Long story short, the way we think, the we dream, even the realities we are involved in, may make our lives rather complex.
The other night was the dark before garbage day. As I drove out, I saw dumpsters stuffed to the brim and yet mine was barely full, just kitty litter and the weekly bag from the kitchen (ie, a thread I made long ago about that). Now admittedly, I am single but most of the ranches around here are of couples or the like or even more. Still, though, I wonder if there is that much of a difference in that I change three kitty litter pans a day, a difference in the numbers of occupants in the house. So what else makes their cans so full and mine so empty (still heavy enough for one week when I wrangle it into a car to take it to the road)?
Well, it is all just guess work for I am not going to do a door to door survey or even worse, bin dive. I suspect, however, that many don't recycle. I make recycling runs to drop off my baggy plastic at one place and almost all the other possible things at another. Now some people have a recycling bin as well on the road and that's good for them, I commend them. Myself, I prefer not going that route for like I said in "Technology & the Single Person", I need community contact. Going to the recycling place to drop of things keeps me in touch with the world.
So there is a question of if one does not recycle, have they taken a simpler route?
I buy my food, as it turns out, in a minimal of packaging. It is not really for the recycling reason, though, but other reasons, such as buying raw goods, canned, and bulk frozen as I can. This is in part because I learned it is more economical to buy raw goods, I can make out like a bandit at the store. I buy canned because I have a sailor/forest ranger mentality. As it is probably known, I make and drink powdered milk because I can have months of stocks in the house to be able to resupply from as oppose to having to drive out to the store, the closest one being almost 10 miles away. Admittedly, I got back into powdered milk, grew up on it as a child, because I figured it was cheaper in the long run. Bulk frozen is another area of economy especially since I have a chest freezer.

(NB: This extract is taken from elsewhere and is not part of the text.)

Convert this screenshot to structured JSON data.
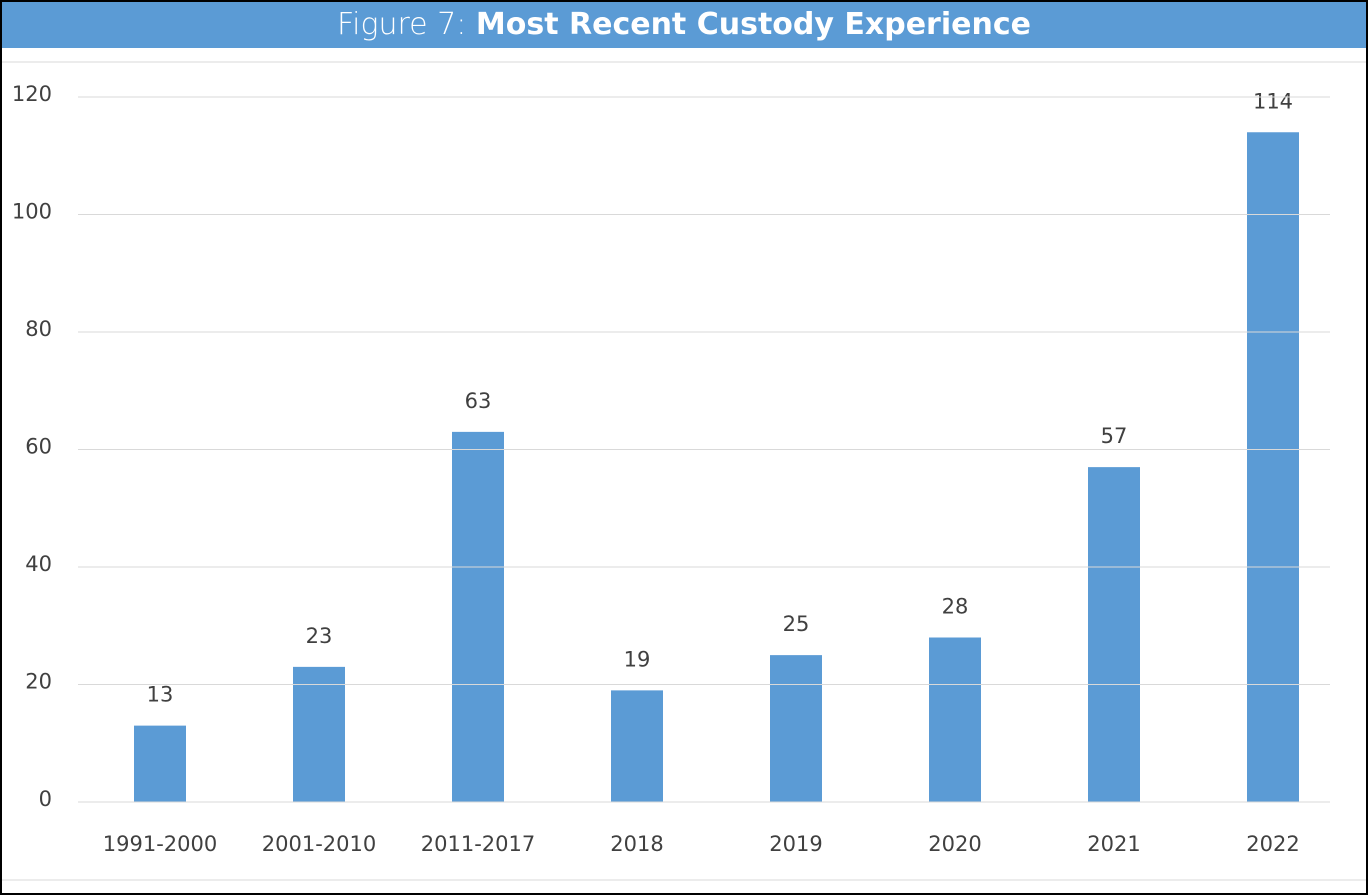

There, however, is another point about living simple. Which is and which is not? Bulk frozen is not simple, IMHO, because it requires a freezer and that requires power and if one one such as the latter is lost, where are you?

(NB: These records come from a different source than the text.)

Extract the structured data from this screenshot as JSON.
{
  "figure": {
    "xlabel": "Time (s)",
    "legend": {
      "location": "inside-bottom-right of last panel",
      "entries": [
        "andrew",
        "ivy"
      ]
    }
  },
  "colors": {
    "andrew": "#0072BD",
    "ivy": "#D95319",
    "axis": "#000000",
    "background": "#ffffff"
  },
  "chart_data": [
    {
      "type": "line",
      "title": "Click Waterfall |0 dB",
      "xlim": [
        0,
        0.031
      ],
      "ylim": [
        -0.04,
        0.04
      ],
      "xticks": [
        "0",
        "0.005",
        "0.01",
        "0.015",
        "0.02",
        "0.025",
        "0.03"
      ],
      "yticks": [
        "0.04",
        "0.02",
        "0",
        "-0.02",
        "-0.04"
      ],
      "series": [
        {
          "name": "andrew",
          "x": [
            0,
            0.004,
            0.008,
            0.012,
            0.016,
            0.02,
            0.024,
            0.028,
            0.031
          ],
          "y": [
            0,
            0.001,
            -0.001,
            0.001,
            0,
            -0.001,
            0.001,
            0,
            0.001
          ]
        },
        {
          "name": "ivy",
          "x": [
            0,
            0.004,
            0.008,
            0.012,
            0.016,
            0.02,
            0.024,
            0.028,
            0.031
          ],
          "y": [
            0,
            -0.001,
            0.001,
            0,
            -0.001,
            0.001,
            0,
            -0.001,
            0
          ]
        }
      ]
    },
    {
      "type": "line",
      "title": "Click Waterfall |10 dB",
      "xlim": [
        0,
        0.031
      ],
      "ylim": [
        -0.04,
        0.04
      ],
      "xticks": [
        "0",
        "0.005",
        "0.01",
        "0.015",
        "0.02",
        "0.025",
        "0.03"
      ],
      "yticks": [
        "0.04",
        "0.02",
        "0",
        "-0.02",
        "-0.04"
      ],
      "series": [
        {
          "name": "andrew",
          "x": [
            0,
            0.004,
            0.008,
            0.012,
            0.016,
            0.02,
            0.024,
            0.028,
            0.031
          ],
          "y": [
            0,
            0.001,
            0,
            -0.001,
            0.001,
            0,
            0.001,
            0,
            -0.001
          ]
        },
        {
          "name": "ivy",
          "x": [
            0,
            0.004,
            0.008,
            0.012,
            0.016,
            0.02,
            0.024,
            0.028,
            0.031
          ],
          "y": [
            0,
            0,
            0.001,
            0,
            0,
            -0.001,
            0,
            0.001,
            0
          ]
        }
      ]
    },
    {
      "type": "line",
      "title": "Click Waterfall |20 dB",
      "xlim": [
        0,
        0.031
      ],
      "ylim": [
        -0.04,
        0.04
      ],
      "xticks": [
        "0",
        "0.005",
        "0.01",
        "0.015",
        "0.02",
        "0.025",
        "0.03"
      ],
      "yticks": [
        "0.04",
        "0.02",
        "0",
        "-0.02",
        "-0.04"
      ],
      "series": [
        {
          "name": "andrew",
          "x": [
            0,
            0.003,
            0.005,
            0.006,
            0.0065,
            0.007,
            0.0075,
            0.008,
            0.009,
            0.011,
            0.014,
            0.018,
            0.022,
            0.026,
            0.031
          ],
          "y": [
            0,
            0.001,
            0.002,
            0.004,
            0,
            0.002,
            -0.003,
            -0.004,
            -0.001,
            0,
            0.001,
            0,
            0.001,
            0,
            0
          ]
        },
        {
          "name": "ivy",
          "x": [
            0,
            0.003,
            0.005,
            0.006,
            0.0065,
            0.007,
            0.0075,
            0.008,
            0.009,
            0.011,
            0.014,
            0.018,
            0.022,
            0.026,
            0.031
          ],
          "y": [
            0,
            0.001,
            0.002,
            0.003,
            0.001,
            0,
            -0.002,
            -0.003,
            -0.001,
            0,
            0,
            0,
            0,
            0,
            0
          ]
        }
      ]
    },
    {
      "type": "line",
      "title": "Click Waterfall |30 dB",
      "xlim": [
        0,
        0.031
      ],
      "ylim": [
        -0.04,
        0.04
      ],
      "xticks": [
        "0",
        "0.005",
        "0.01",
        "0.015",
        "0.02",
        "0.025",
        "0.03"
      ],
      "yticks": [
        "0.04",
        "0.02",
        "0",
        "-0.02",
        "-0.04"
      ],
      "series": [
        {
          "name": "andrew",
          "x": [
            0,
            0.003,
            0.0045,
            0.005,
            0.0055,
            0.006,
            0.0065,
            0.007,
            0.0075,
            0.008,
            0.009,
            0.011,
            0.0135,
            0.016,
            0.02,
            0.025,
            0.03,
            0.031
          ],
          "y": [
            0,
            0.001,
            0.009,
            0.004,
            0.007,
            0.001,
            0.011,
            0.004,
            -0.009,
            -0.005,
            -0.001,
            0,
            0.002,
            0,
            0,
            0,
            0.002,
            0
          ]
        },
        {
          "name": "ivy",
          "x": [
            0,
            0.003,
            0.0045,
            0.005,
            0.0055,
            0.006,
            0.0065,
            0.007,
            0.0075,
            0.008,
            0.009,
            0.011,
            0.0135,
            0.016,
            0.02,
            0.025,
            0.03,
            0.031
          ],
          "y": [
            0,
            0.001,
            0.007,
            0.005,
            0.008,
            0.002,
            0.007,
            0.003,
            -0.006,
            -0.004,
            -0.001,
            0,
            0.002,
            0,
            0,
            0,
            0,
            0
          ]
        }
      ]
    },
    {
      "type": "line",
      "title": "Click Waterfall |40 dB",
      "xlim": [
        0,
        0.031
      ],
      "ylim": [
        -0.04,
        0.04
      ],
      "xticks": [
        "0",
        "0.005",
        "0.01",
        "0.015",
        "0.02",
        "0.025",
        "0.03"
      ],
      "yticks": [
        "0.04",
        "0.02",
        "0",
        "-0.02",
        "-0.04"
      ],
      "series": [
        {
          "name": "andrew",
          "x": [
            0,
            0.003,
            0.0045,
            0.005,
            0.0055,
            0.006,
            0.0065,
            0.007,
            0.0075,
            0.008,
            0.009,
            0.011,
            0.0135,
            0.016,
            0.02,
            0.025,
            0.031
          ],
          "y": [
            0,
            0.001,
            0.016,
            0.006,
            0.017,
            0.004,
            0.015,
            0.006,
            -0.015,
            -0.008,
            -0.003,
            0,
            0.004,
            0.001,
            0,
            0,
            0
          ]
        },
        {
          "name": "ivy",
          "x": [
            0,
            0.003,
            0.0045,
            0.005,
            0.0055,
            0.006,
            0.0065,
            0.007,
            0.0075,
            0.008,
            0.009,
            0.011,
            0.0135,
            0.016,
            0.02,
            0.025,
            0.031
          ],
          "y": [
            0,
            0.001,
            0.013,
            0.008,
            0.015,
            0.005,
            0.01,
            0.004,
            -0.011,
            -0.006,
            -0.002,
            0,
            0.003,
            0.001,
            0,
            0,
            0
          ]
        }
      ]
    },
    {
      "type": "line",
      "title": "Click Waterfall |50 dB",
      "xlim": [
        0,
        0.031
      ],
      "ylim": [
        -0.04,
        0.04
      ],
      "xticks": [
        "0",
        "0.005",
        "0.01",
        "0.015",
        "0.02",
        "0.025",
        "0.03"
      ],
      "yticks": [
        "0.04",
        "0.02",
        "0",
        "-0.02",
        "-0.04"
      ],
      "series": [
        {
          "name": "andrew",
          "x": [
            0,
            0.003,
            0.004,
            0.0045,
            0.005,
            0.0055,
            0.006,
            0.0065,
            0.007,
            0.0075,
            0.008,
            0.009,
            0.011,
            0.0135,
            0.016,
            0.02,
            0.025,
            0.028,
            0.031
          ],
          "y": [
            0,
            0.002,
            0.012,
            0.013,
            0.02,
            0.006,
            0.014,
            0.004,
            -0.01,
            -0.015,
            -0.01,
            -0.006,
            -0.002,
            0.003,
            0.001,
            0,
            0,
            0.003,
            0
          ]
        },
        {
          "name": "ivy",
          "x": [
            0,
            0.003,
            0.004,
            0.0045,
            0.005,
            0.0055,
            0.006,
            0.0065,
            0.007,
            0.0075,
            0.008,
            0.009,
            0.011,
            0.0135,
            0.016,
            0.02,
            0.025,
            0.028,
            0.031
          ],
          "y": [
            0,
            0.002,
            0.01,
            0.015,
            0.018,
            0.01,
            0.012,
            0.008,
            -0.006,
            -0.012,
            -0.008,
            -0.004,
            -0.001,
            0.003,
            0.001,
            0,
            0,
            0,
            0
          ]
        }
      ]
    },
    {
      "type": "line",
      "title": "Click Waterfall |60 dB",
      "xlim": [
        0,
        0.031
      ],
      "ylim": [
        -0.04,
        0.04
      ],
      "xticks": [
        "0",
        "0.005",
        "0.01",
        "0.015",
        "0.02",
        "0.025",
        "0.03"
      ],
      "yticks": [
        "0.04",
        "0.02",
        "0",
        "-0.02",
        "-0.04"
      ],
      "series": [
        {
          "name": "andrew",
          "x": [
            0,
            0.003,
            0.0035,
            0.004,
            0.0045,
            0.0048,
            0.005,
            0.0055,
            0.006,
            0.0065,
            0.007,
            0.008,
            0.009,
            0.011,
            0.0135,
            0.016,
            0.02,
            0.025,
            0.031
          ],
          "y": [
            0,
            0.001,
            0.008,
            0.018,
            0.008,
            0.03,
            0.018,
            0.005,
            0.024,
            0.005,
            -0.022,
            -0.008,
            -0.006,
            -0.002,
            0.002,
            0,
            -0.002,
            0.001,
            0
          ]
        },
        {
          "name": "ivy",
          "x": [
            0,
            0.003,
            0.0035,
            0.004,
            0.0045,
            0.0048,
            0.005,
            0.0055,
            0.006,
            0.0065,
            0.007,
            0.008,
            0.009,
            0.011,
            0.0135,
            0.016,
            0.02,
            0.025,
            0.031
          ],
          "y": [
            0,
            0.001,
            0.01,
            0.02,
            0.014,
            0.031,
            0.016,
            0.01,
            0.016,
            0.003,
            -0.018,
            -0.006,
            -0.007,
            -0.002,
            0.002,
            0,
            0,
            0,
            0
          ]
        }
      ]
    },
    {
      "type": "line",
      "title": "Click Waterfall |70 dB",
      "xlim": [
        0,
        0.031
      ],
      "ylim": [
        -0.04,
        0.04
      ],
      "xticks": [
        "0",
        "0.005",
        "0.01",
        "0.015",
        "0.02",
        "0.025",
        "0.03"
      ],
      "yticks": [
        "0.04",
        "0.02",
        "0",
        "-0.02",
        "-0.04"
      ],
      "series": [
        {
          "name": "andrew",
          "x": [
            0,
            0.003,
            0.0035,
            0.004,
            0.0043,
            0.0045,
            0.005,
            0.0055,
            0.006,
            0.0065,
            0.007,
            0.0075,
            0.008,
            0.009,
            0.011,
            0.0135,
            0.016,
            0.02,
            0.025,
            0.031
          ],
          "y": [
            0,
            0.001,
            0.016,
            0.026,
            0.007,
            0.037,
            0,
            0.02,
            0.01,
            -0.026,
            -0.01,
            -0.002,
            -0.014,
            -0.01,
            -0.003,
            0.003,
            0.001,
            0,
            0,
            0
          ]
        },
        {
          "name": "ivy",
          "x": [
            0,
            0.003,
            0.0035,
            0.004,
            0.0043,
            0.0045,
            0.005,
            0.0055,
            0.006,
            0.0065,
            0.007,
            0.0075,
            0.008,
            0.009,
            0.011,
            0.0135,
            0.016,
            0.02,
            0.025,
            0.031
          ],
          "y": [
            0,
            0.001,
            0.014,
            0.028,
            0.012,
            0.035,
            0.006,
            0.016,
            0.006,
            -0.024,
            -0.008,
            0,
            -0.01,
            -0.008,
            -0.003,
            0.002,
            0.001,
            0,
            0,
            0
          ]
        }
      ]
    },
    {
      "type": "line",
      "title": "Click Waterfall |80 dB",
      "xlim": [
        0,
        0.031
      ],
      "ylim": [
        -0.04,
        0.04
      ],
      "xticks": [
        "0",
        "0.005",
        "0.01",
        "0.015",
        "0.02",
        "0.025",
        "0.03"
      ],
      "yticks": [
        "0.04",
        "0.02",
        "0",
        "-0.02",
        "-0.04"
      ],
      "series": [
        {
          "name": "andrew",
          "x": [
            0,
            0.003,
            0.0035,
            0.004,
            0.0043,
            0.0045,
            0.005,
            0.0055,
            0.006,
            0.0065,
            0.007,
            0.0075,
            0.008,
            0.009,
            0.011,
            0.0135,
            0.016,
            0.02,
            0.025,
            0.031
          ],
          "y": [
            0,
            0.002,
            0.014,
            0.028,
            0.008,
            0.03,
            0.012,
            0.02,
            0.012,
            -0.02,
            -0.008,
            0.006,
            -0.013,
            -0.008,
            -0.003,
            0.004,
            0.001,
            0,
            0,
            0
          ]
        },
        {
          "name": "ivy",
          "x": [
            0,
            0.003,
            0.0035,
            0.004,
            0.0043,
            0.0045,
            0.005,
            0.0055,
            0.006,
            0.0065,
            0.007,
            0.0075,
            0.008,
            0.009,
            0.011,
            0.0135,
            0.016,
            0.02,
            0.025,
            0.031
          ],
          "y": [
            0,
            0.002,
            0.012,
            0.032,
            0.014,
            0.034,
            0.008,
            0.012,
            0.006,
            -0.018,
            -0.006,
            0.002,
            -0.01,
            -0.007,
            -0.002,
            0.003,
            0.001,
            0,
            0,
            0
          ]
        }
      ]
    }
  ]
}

Raw goods and cans, on the other hand, is simple for they can be kept around by themselves for months until they are needed. Powdered milk can be made by just adding water (not the most appetizing); Moors & Christians (my version) can be pulled from jars on the counter, and it is add water and heat. That is simple.
GRANTED, I might be able to add the bulk frozen to the simple category, by a degree, by smoking it, but I don't know those techniques yet.
In conclusion, simple living depends on a lot of things.